Wednesday, October 30, 2013

Cottage Inventory, by Isobel Reade


In the kitchen, a jar of coffee, bottles of wine, a few pots and pans, dishes in the sink, cat bowls on the floor, also Sandburg and Safire.

In the dining room, a long table of tiger maple, three Duncan Phyfe chairs, a book of Tarot, both Agatha Christie and Simenon, chatting quietly with Chas. Finch, Arturo Perez-Reverte, and Alan Bradley.
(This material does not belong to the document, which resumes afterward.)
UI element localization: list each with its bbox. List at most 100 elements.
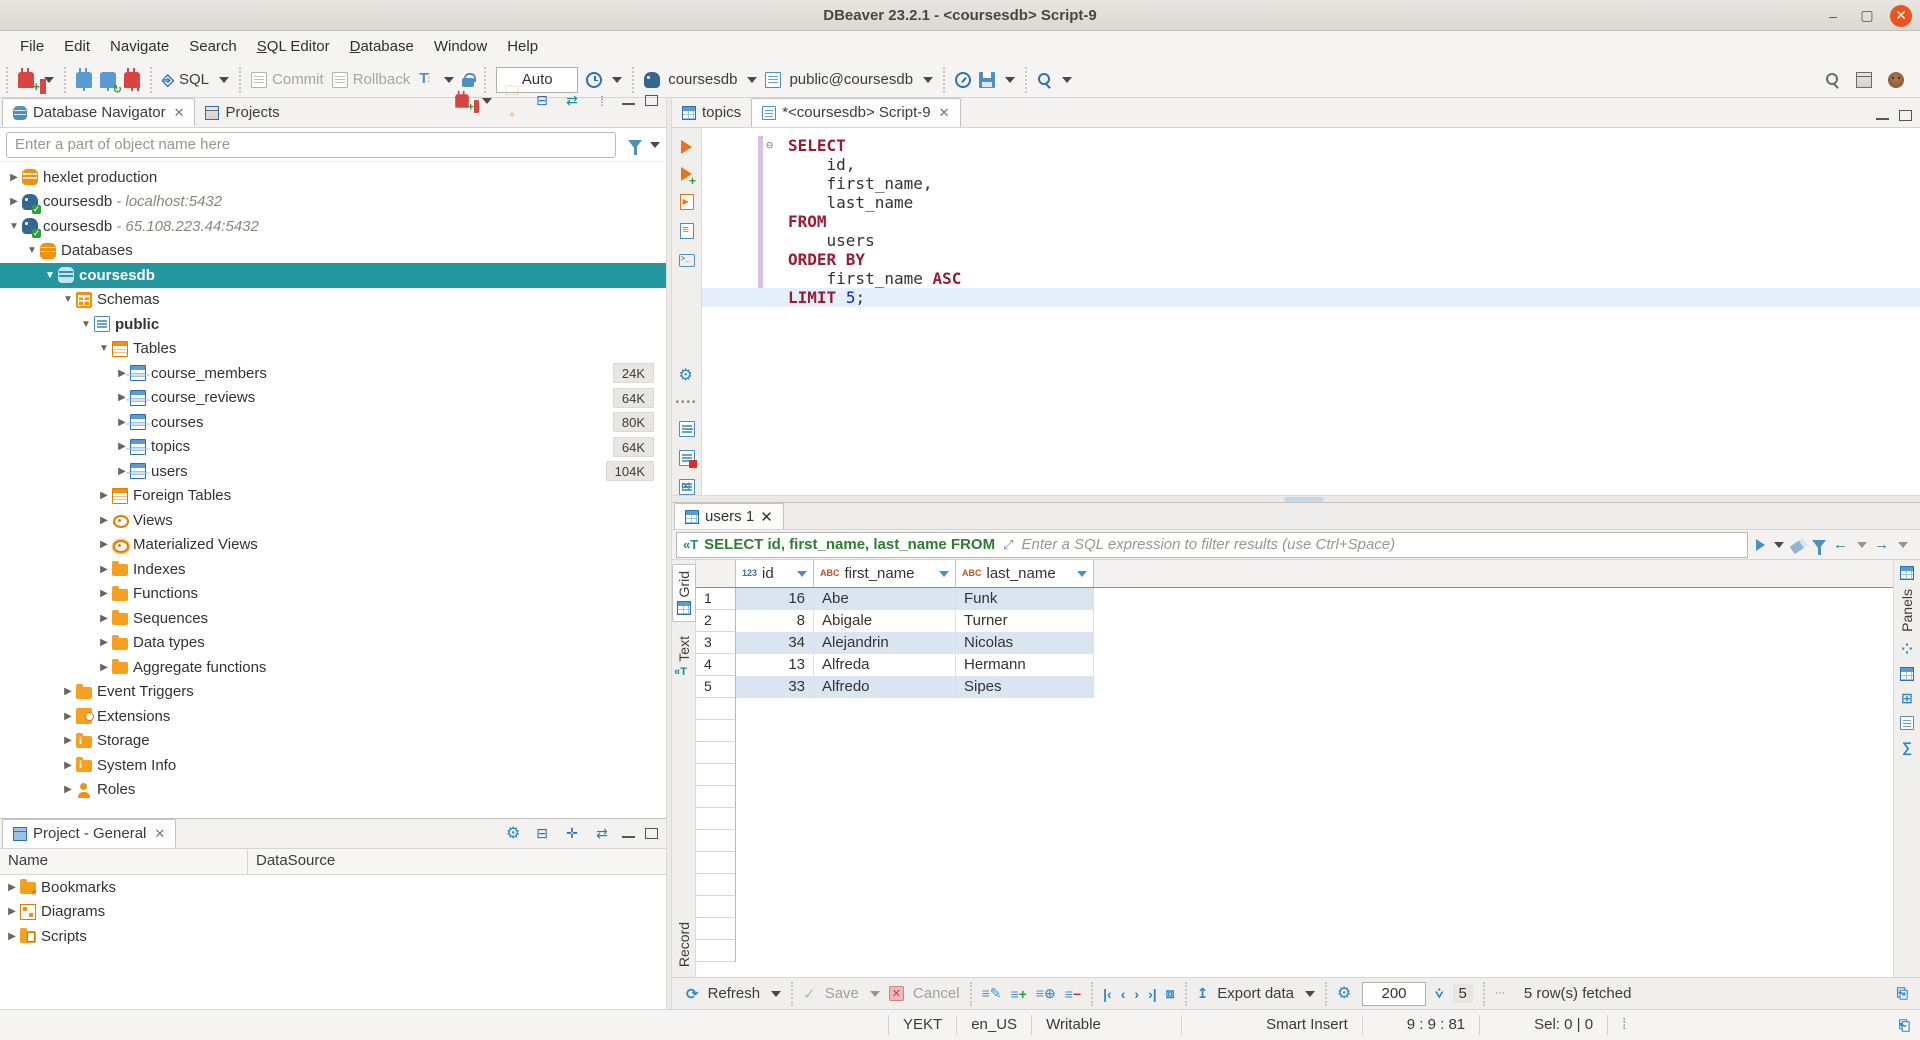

In the sitting room with the corner fireplace, now gas, a Portuguese mirror remembering centuries, silhouettes from the Jazz Age, an old trunk from the Far East, and Ishiguru, all alone.

In the east room, two leather chairs from an old inn, a daybed from a spinster aunt who remembered the Titanic going down, also Faulkner, Borges, Lightman, and in the shadows of the shelves a motley crew, drinking cocktails, coffee, beer — Irving, Poe, Churchill, countless poets, a few artists and historians, some young, some old, da Vinci muttering to himself, various lady novelists, a few hikers and gardeners, Hemingway, Gertrude Stein, Rash, Patchett, a few Irishmen, god knows who else — enjoying themselves though, in the small room, either laughing, in earnest, or distracted.

In the bedroom, dead relatives dim and quiet on the walls, cats sleeping on a bed — and in the far corner, Jefferson, Umberto Eco, Cavafy, and Kalinsky, wondering how they came to be together on the same small table under a lamp.